‘MİT müsteşarı değil, CIA şube müdürüydüm’
Türkiye'nin karanlık tarihi konusunda devlette görev yapanlar pek konuşmaz. Bugüne kadar çıkıp konuşanlar da suya sabuna dokunmayan şeyler söyledi. Oysa bu ülke, özellikle 1960 darbesinden sonra inanılmaz...
Türkiye'nin karanlık tarihi konusunda devlette görev yapanlar pek konuşmaz. Bugüne kadar çıkıp konuşanlar da suya sabuna dokunmayan şeyler söyledi. Oysa bu ülke, özellikle 1960 darbesinden sonra inanılmaz tezgâhların kurulduğu, kirli operasyonların yapıldığı bir arenaya dönüştürüldü.
70'li yıllara darbe ve sağ sol kavgasıyla girildi ve 5 bini aşkın insan yaşamını yitirdi.
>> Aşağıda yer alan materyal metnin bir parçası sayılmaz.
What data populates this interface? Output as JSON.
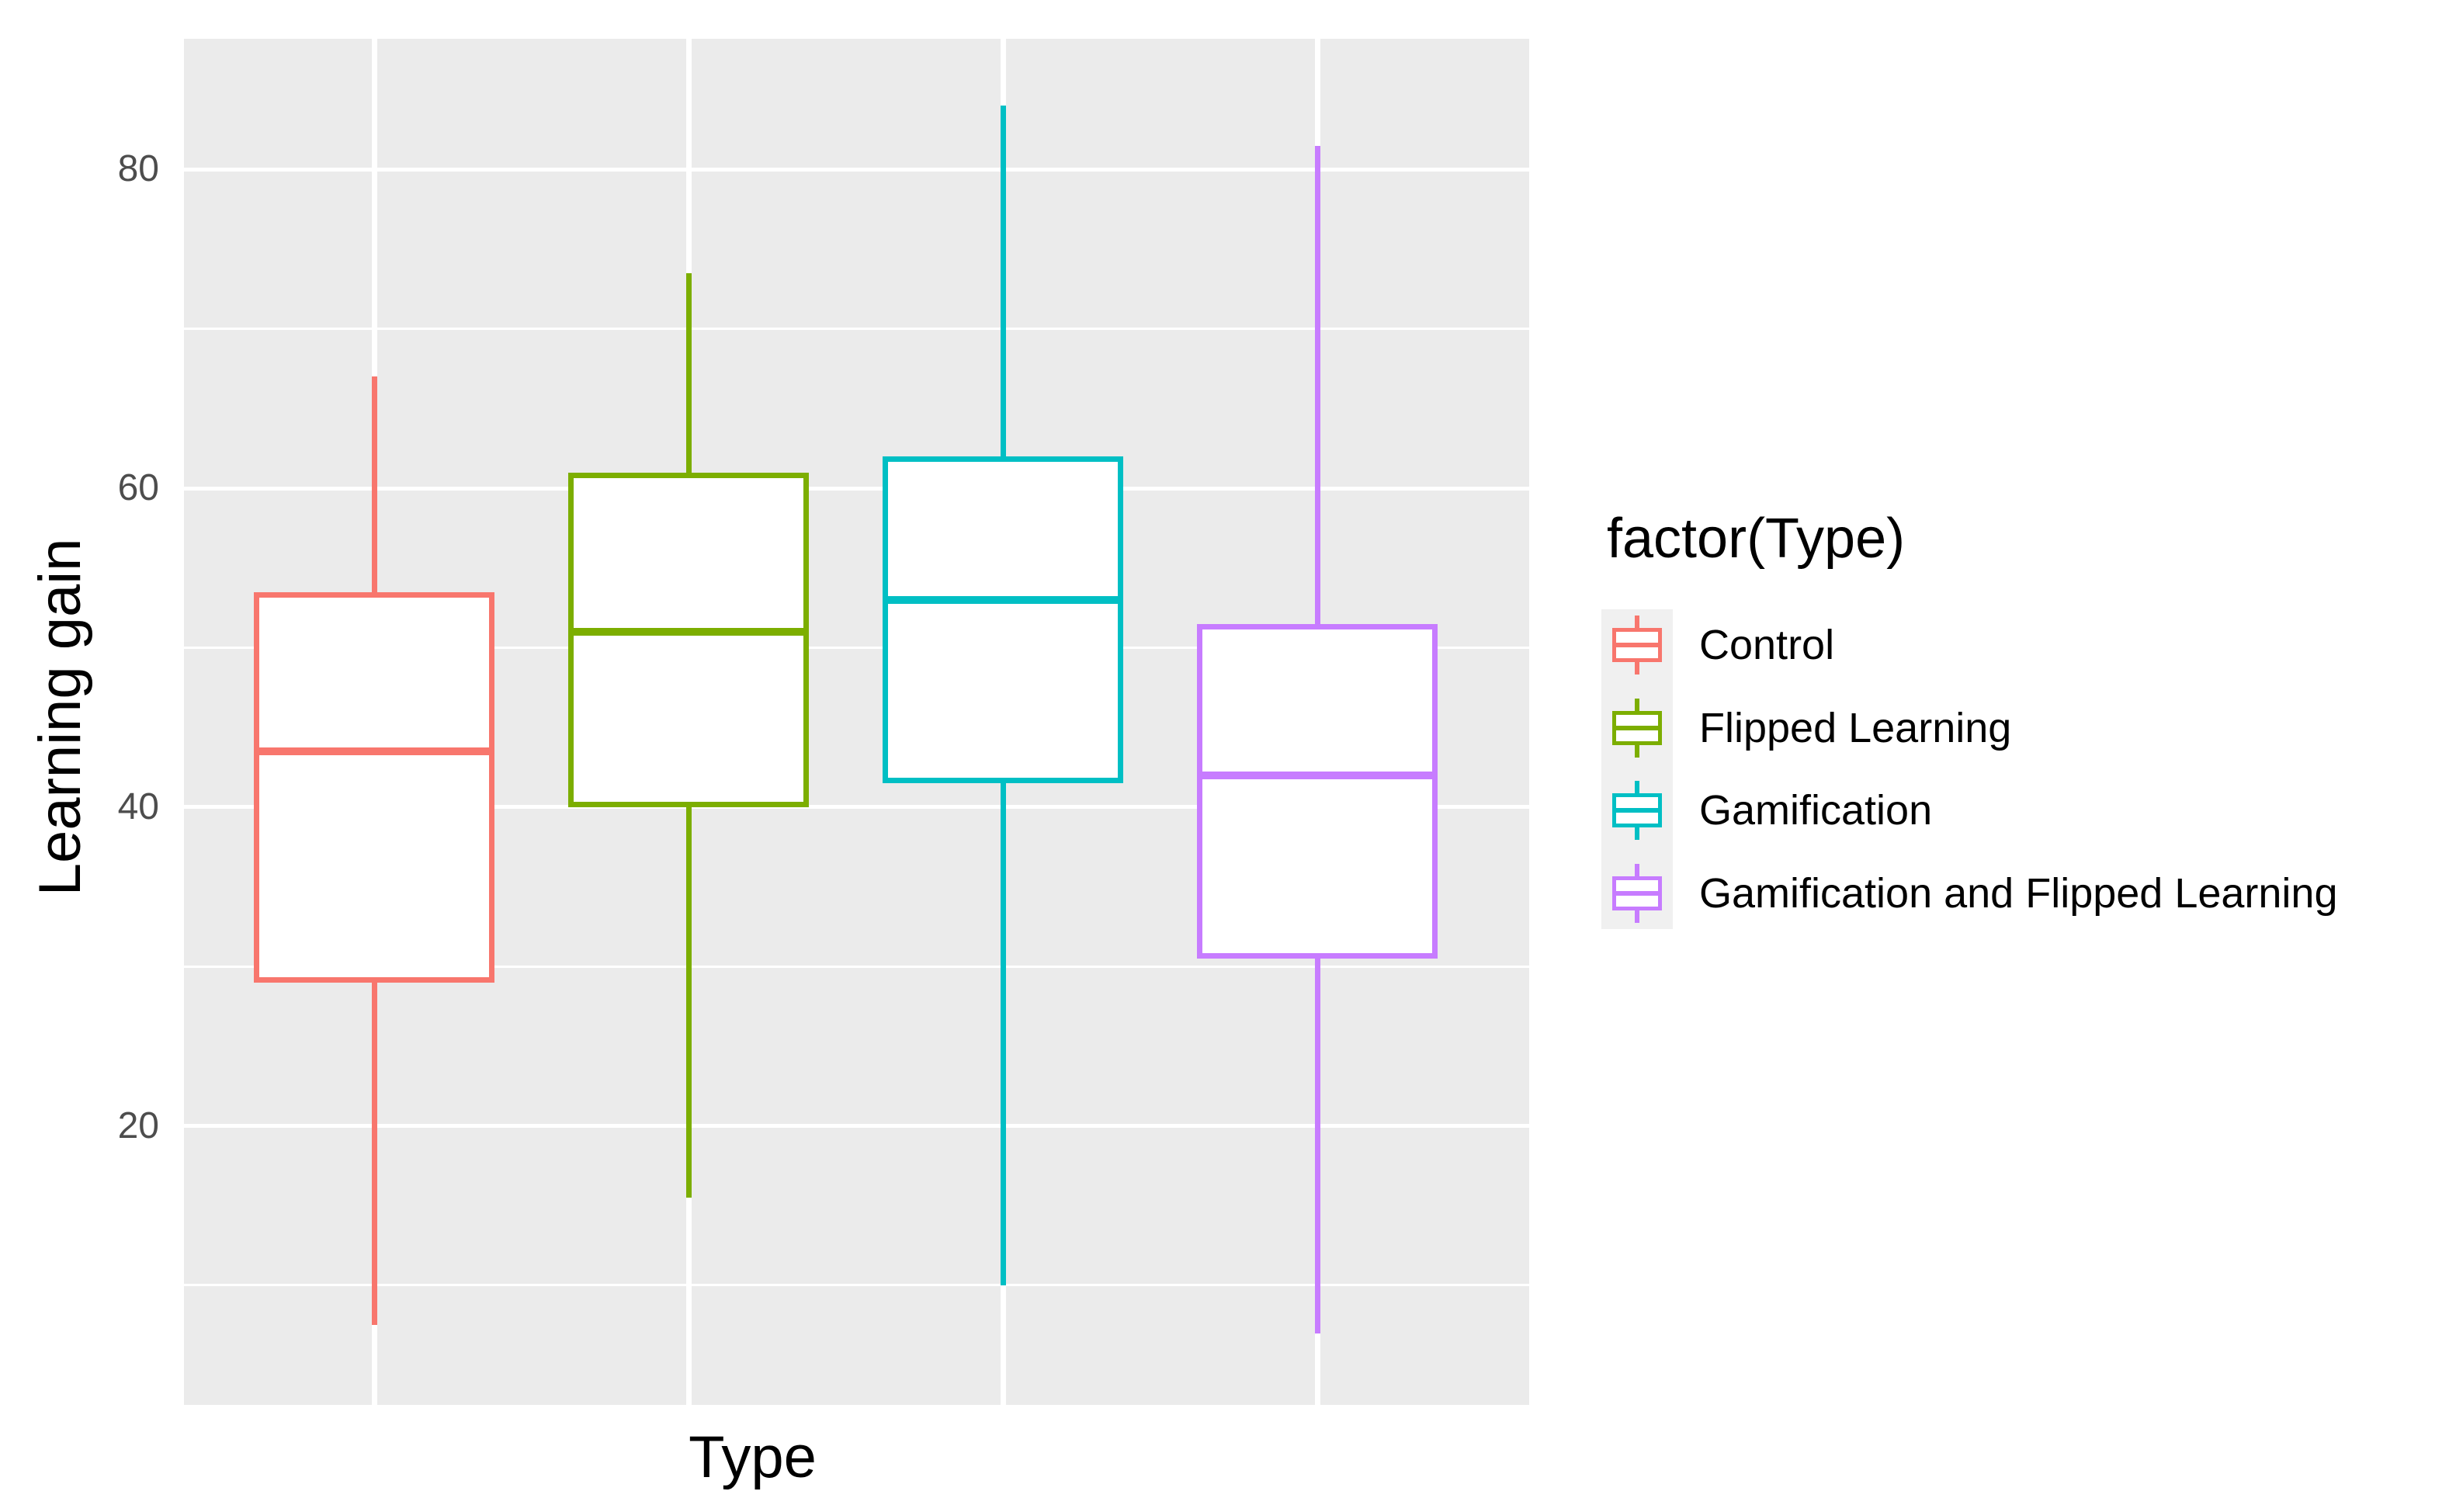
{
  "chart_data": {
    "type": "boxplot",
    "title": "",
    "xlabel": "Type",
    "ylabel": "Learning gain",
    "y_axis": {
      "ticks": [
        80,
        60,
        40,
        20
      ],
      "minor_ticks": [
        70,
        50,
        30,
        10
      ],
      "range": [
        2.5,
        88.2
      ],
      "tick_label_color": "#4D4D4D"
    },
    "x_axis": {
      "tick_labels_shown": false
    },
    "panel": {
      "background": "#EBEBEB",
      "gridline_color": "#FFFFFF",
      "grid_on": true
    },
    "legend": {
      "title": "factor(Type)",
      "position": "right",
      "key_background": "#F0F0F0"
    },
    "series": [
      {
        "label": "Control",
        "color": "#F8766D",
        "stats": {
          "min": 7.5,
          "q1": 29,
          "median": 43.5,
          "q3": 53.5,
          "max": 67
        }
      },
      {
        "label": "Flipped Learning",
        "color": "#7CAE00",
        "stats": {
          "min": 15.5,
          "q1": 40,
          "median": 51,
          "q3": 61,
          "max": 73.5
        }
      },
      {
        "label": "Gamification",
        "color": "#00BFC4",
        "stats": {
          "min": 10,
          "q1": 41.5,
          "median": 53,
          "q3": 62,
          "max": 84
        }
      },
      {
        "label": "Gamification and Flipped Learning",
        "color": "#C77CFF",
        "stats": {
          "min": 7,
          "q1": 30.5,
          "median": 42,
          "q3": 51.5,
          "max": 81.5
        }
      }
    ]
  }
}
Suikastlar, toplu kıyımlar yaşandı. 80 darbesine rağmen 90'larda da durum değişmedi. Sahne laik aydınlara suikastlar ve PKK terörünün yükseltilmesiyle açıldı. Toplumun sinir uçlarını harekete geçirecek onlarca girişim yapıldı. Ama hiçbirini bugüne kadar aydınlatamadık.
Soğuk savaş dönemini fırsat bilen iç ve dış statüko el ele vermiş ve ülkeyi kan gölüne çevirmişti. Aslında "bir tuğla çekilse duvar yıkılacaktı" ama o tuğla bir türlü çekilmedi. Bu sonuca, devletin önemli kurumlarının bugünkü yaklaşımla "Milli ve Yerli" olmaması yol açmıştı. En dikkat çekici kurum da adında "milli" yazan Milli İstihbarat Teşkilatı'nın (MİT) CIA'nın denetiminde olmasıydı. Başka kurumlarda da durum farklı değildi.
Ama MİT önemliydi ve onun da 50'li yılların ortasından itibaren CIA denetiminde olduğu az çok tahmin ediliyordu. Ancak bunun ne düzeyde olduğu bilinmiyordu. Önceki gün aHaber'de Salih Nayman'ın sunduğu Memleket Meselesi programındaydık. Program konuklarından biri de 15 Temmuz Darbe Girişimi Meclis Araştırma Komisyonu Başkanvekili ve AK Parti Manisa Milletvekili Doç. Dr. Selçuk Özdağ'dı.